Israeli terrorists almost invariably used American C-4 plastic explosive. Najeer remembered carrying his brother’s body out of a shattered apartment in Bhandoum, then going back inside to look for the legs.
“The American turned to us because he needed explosives. You know that, comrade,” Dahlia said. “He will continue to need me for other things. We do not offend his politics, because he has none. Neither does the term conscience apply to him in the usual sense. He will not turn me in.”
“Let’s look at him again,” Najeer said. “Comrade Dahlia, you have studied this man in one setting. Let me show him to you in quite different circumstances. Ali?”
Abu Ali set a 16-millimeter movie projector on the desk and switched out the lights. “We got this quite recently from a source in North Vietnam, Comrade Dahlia. It was shown once on American television, but that was before you were stationed in the House of War. I doubt that you have seen it.”
The numbered film leader blurred on the wall and distorted sound came from the speaker. As the film picked up speed, the sound tightened into the anthem of the Democratic Republic of Vietnam, and the square of light on the wall became a whitewashed room. Seated on the floor were two dozen American prisoners of war. A cut to a lectern with a microphone clamped to it. A tall, gaunt man approached the lectern, walking slowly. He wore the baggy uniform of a POW, socks, and thong sandals. One of his hands remained in the folds of his jacket, the other was placed flat on his thigh as he bowed to the officials at the front of the room. He turned to the microphone and spoke slowly.

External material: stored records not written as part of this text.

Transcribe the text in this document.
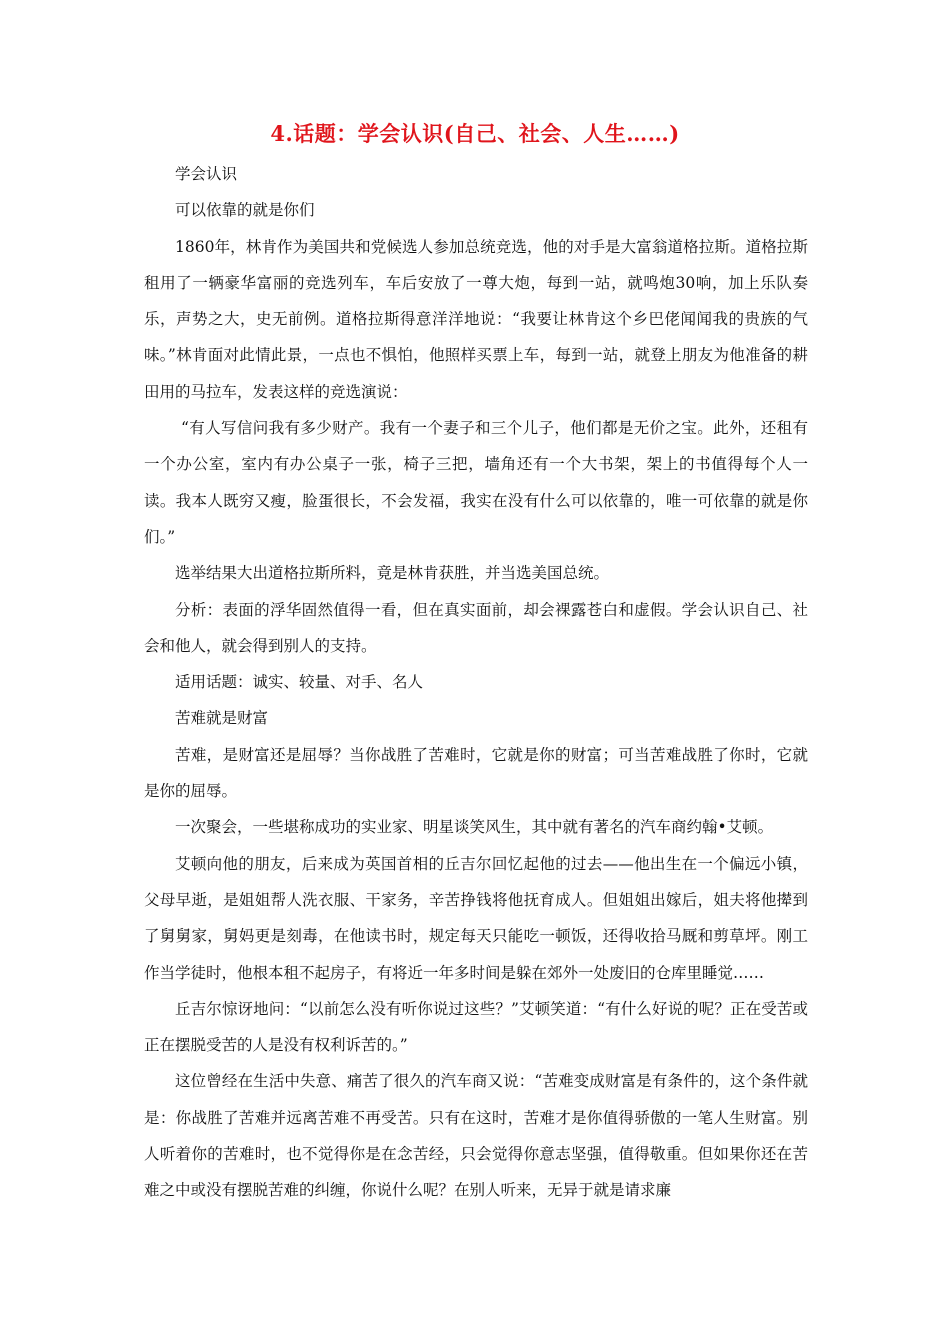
4.话题：学会认识(自己、社会、人生……)

学会认识

可以依靠的就是你们

1860年，林肯作为美国共和党候选人参加总统竞选，他的对手是大富翁道格拉斯。道格拉斯租用了一辆豪华富丽的竞选列车，车后安放了一尊大炮，每到一站，就鸣炮30响，加上乐队奏乐，声势之大，史无前例。道格拉斯得意洋洋地说：“我要让林肯这个乡巴佬闻闻我的贵族的气味。”林肯面对此情此景，一点也不惧怕，他照样买票上车，每到一站，就登上朋友为他准备的耕田用的马拉车，发表这样的竞选演说：

“有人写信问我有多少财产。我有一个妻子和三个儿子，他们都是无价之宝。此外，还租有一个办公室，室内有办公桌子一张，椅子三把，墙角还有一个大书架，架上的书值得每个人一读。我本人既穷又瘦，脸蛋很长，不会发福，我实在没有什么可以依靠的，唯一可依靠的就是你们。”

选举结果大出道格拉斯所料，竟是林肯获胜，并当选美国总统。

分析：表面的浮华固然值得一看，但在真实面前，却会裸露苍白和虚假。学会认识自己、社会和他人，就会得到别人的支持。

适用话题：诚实、较量、对手、名人

苦难就是财富

苦难，是财富还是屈辱？当你战胜了苦难时，它就是你的财富；可当苦难战胜了你时，它就是你的屈辱。

一次聚会，一些堪称成功的实业家、明星谈笑风生，其中就有著名的汽车商约翰•艾顿。

艾顿向他的朋友，后来成为英国首相的丘吉尔回忆起他的过去——他出生在一个偏远小镇，父母早逝，是姐姐帮人洗衣服、干家务，辛苦挣钱将他抚育成人。但姐姐出嫁后，姐夫将他撵到了舅舅家，舅妈更是刻毒，在他读书时，规定每天只能吃一顿饭，还得收拾马厩和剪草坪。刚工作当学徒时，他根本租不起房子，有将近一年多时间是躲在郊外一处废旧的仓库里睡觉……

丘吉尔惊讶地问：“以前怎么没有听你说过这些？”艾顿笑道：“有什么好说的呢？正在受苦或正在摆脱受苦的人是没有权利诉苦的。”

这位曾经在生活中失意、痛苦了很久的汽车商又说：“苦难变成财富是有条件的，这个条件就是：你战胜了苦难并远离苦难不再受苦。只有在这时，苦难才是你值得骄傲的一笔人生财富。别人听着你的苦难时，也不觉得你是在念苦经，只会觉得你意志坚强，值得敬重。但如果你还在苦难之中或没有摆脱苦难的纠缠，你说什么呢？在别人听来，无异于就是请求廉
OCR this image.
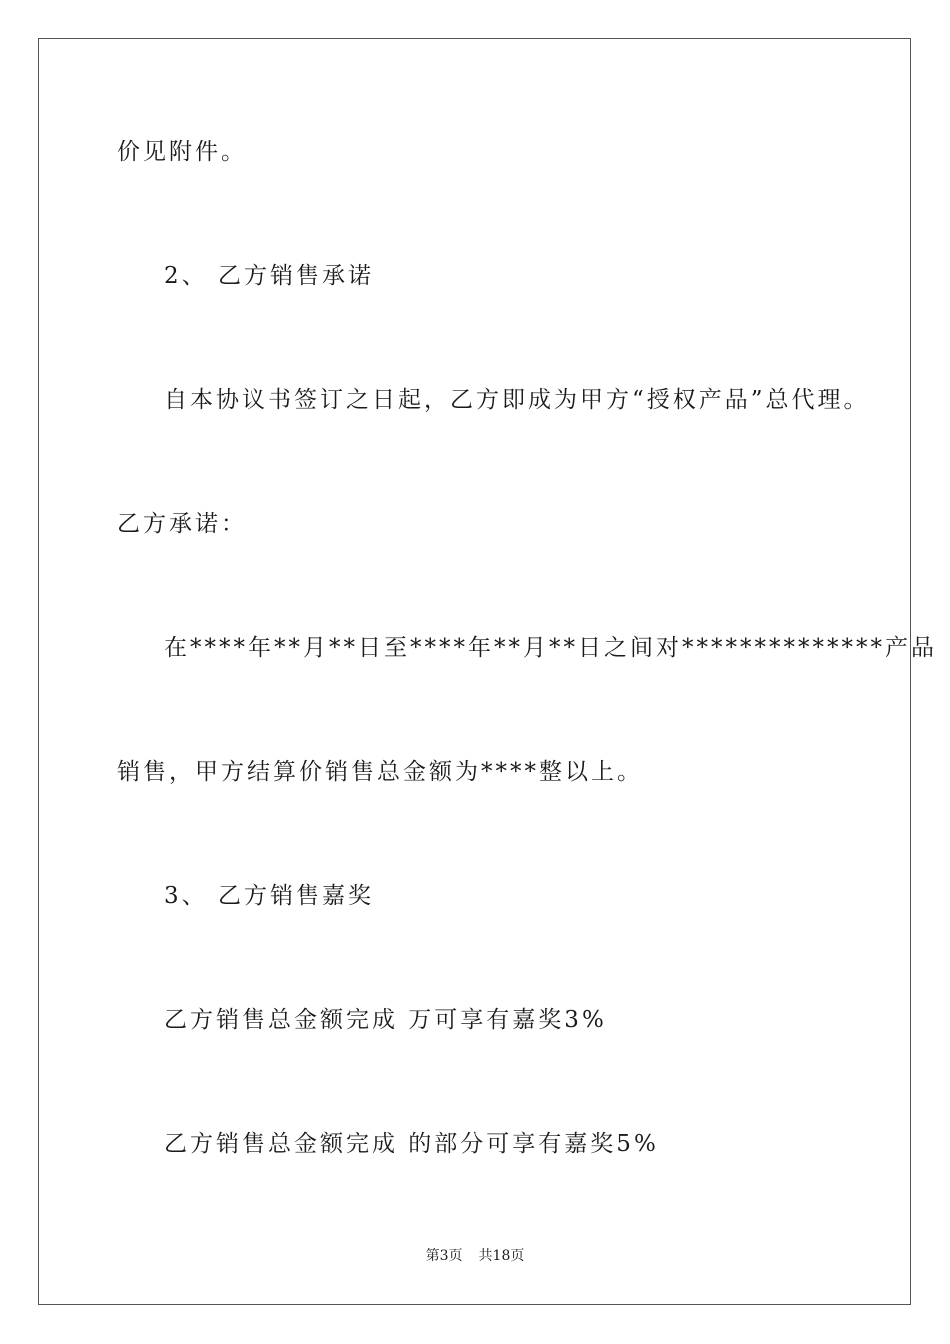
价见附件。
2、 乙方销售承诺
自本协议书签订之日起，乙方即成为甲方“授权产品”总代理。
乙方承诺：
在****年**月**日至****年**月**日之间对**************产品
销售，甲方结算价销售总金额为****整以上。
3、 乙方销售嘉奖
乙方销售总金额完成 万可享有嘉奖3%
乙方销售总金额完成 的部分可享有嘉奖5%
第3页 共18页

“I am Michael J. Lander, lieutenant commander, U.S. Navy, captured February 10, 1967, while firebombing a civilian hospital near Ninh Binh… near Ninh Binh. Though the evidence of my war crimes is unmistakable, the Democratic Republic of Vietnam has not done to me punishment, but showed me the suffering which resulted from American war crimes like those of my own and others… and others. I am sorry for what I have done. I am sorry we killed children. I call upon the American people to stop this war. The Democratic Republic of Vietnam holds no… holds no animosity toward the American people. It is the warmongers in power. I remain ashamed of what I have done.”
The camera panned over the other prisoners, sitting like an attentive class, their faces carefully blank. The film ended with the anthem.
“Clumsy enough,” said Ali, whose English was almost flawless. “The hand must have been tied to his side.” He had watched Dahlia closely during the film. Her eyes had widened for a second at the close-up of the gaunt face. Otherwise she remained impassive.